Использование данной теории для анализа межгосударственных отношений на первый взгляд представляется исключительно эффективным. Теория рационального выбора позволяет игнорировать особенности исторического развития отдельных государств, уникальные свойства их культуры. Всех акторов международной политико-экономической системы она рассматривает в качестве участников общей для них игры, развивающейся по единым правилам. Выяснение этих правил, а также перспектив отдельных акторов в данной игре победить или проиграть формирует для таких ученых их исследовательскую повестку. Вера в homo economicus (человека экономического) служила основным мотором развития экономической науки на протяжении предыдущего столетия. Она создала благоприятные условия для многих замечательных открытий, способствовавших формированию глобального рынка и его отдельных сегментов. Но эта вера в абсолютную рациональность поведения экономических агентов также предопределила неспособность исследователей предвидеть поведение государств и отдельных личностей в условиях информационной асимметрии или попыток достижения целей, представляющихся традиционной экономической науке иррациональными (исполнение «исторической миссии», реализация «национальной идеи» и т. д.). Таким образом, если современные экономисты с высокой степенью точности могут рассчитать то, как изменение валютного курса повлияет на динамику экспорта и импорта отдельного

государства, и при этом проигнорировать интересы частного бизнеса, владельцев капитала или наемных рабочих, то в сфере политических отношений такое «рациональное упрощение» практически всегда приводит к ошибочным результатам.

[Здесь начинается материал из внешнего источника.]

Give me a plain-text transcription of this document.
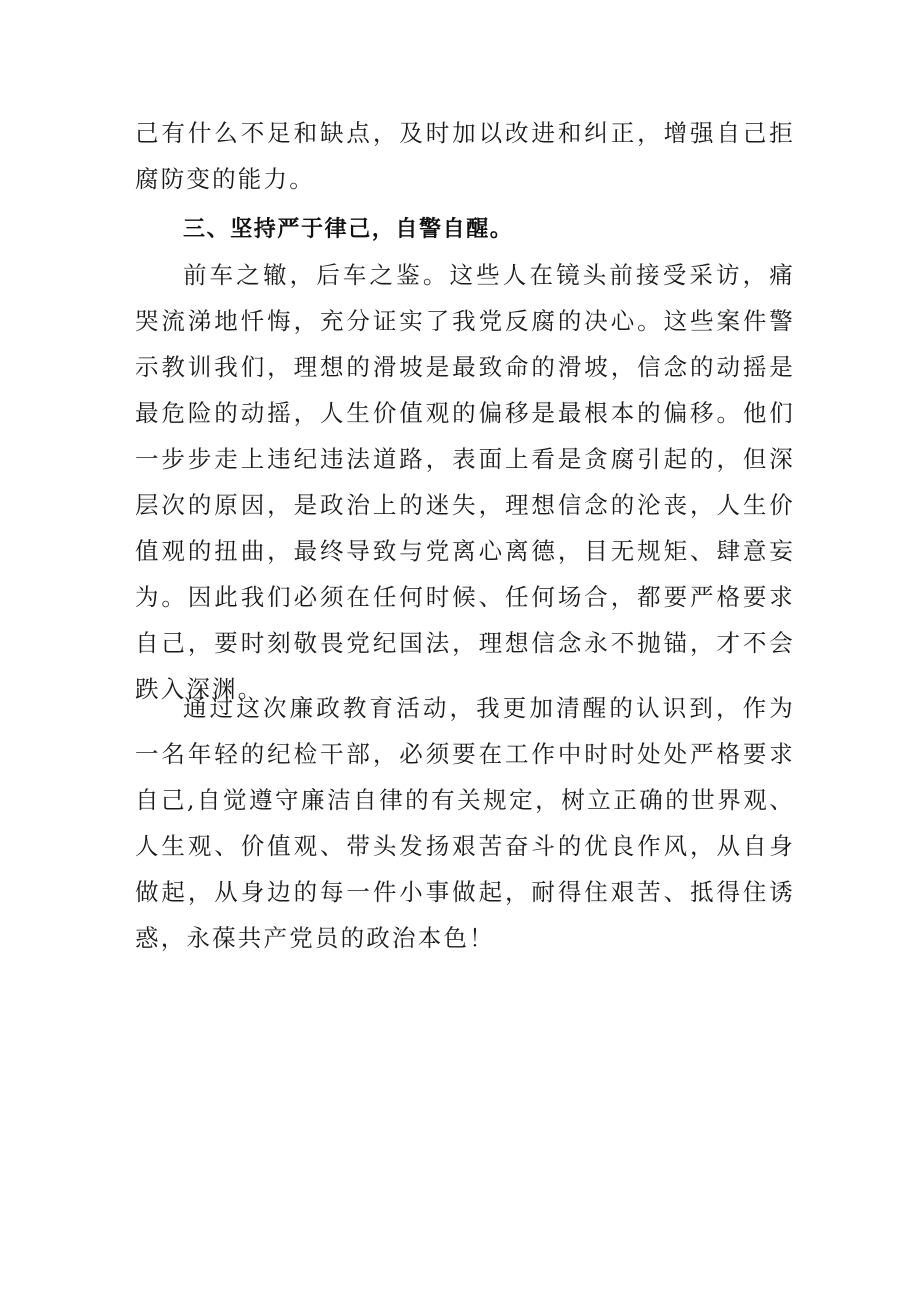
己有什么不足和缺点，及时加以改进和纠正，增强自己拒腐防变的能力。

三、坚持严于律己，自警自醒。

前车之辙，后车之鉴。这些人在镜头前接受采访，痛哭流涕地忏悔，充分证实了我党反腐的决心。这些案件警示教训我们，理想的滑坡是最致命的滑坡，信念的动摇是最危险的动摇，人生价值观的偏移是最根本的偏移。他们一步步走上违纪违法道路，表面上看是贪腐引起的，但深层次的原因，是政治上的迷失，理想信念的沦丧，人生价值观的扭曲，最终导致与党离心离德，目无规矩、肆意妄为。因此我们必须在任何时候、任何场合，都要严格要求自己，要时刻敬畏党纪国法，理想信念永不抛锚，才不会跌入深渊。

通过这次廉政教育活动，我更加清醒的认识到，作为一名年轻的纪检干部，必须要在工作中时时处处严格要求自己,自觉遵守廉洁自律的有关规定，树立正确的世界观、人生观、价值观、带头发扬艰苦奋斗的优良作风，从自身做起，从身边的每一件小事做起，耐得住艰苦、抵得住诱惑，永葆共产党员的政治本色！
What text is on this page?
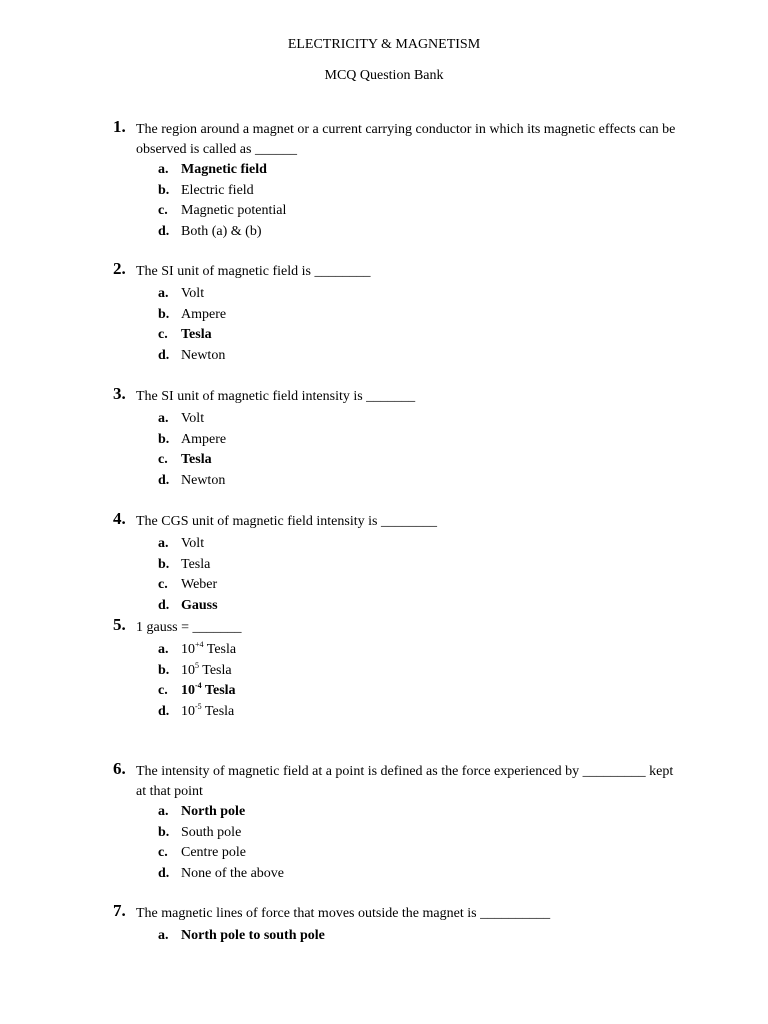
ELECTRICITY & MAGNETISM
MCQ Question Bank
1. The region around a magnet or a current carrying conductor in which its magnetic effects can be observed is called as ______
a. Magnetic field
b. Electric field
c. Magnetic potential
d. Both (a) & (b)
2. The SI unit of magnetic field is ________
a. Volt
b. Ampere
c. Tesla
d. Newton
3. The SI unit of magnetic field intensity is _______
a. Volt
b. Ampere
c. Tesla
d. Newton
4. The CGS unit of magnetic field intensity is ________
a. Volt
b. Tesla
c. Weber
d. Gauss
5. 1 gauss = _______
a. $10^{+4}$ Tesla
b. $10^5$ Tesla
c. $10^{-4}$ Tesla
d. $10^{-5}$ Tesla
6. The intensity of magnetic field at a point is defined as the force experienced by _________ kept at that point
a. North pole
b. South pole
c. Centre pole
d. None of the above
7. The magnetic lines of force that moves outside the magnet is __________
a. North pole to south pole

Отмеченное выше в полной мере справедливо для попыток обоснования одно-полярной архитектуры международных отношений преимуществами (благами) гегемонистской стабильности. У нас есть все основания считать, что у истоков формирования проактивной политико-экономической стратегии США в 1930-е годы не было никакого цельного плана, администрация Ф. Д. Рузвельта действовала реактивно, движимая как краткосрочными государственными интересами, так и попытками частного финансового и промышленного бизнеса США избежать повторения кризиса масштабов Великой депрессии в будущем. Даже в лучшие для Вашингтона времена поднимаемая на щит «гегемонистская стабильность» функционировала при наличии большого числа государств-фрирайдеров (безбилетников), злоупотреблявших благосклонностью гегемона и игнорировавших провозглашенные либеральные правила мировой торговли товарами, услугами и свободного перемещения капиталов. Рассматриваемой системе изначально была свойственны двойные стандарты реализации. В 1950-1980-е годы США настаивали на либеральной внешнеторговой политике, позднее эта тотальная уверенность в силе «невидимой руки рынка» привела к формулированию требований Вашингтонского консенсуса как обязательного элемента стратегии реформ для любого суверенного государства, стремящегося найти свое место в международном разделении труда. Одновременно в рамках своей внутренней политики США и другие государства Глобального Севера все дальше отходили от принципов либерализма, усиливая перераспределительную функцию государственного бюджета, наращивая масштабы государственного сектора экономики, развивая социальные программы, бесплатную медицину и образование. Так либерализм из вопроса внутренней повестки превратился в товар на экспорт, мощное орудие, с помощью которого США получили возможность вмешиваться во внутренние дела практически любого государства планеты.

Баланс сил в XXI в.

Один вывод из теории Ч. Киндлбергера нам представляется выдержавшим проверку временем. Он гласит: альтернативой гегемонистской стабильности является разрушительная по своей природе многополярность, выражающаяся в экономической конкуренции крупных держав и ориентирующихся на них сателлитов. Гипотеза о том, что на смену суверенным государствам придут региональные объединения, представляется сегодня для политической науки тривиальной, об этом написаны тысячи книг и статей. Разброс мнений и оценок в них достаточно велик, при этом большинство ученых в качестве преобладающей формы акторов нового типа видят интеграционные объединения, ориентирующиеся на модель Европейского союза. Как красноречиво показывает история ЕС после кризиса 2008 г., в новом мире без сверхдержав строительство интеграционных союзов с наднациональными структурами становится невозможным [19]. Вместо сетевых структур, триумф которых провозглашали приверженцы доктрины глобализации [20], в мировую политико-экономическую систему возвращаются иерархические структу-

ры, формируемые великими державами новой эпохи, приходящими на смену двум сверхдержавам эпохи холодной войны, а также «однополярному моменту» 1990-х годов [21].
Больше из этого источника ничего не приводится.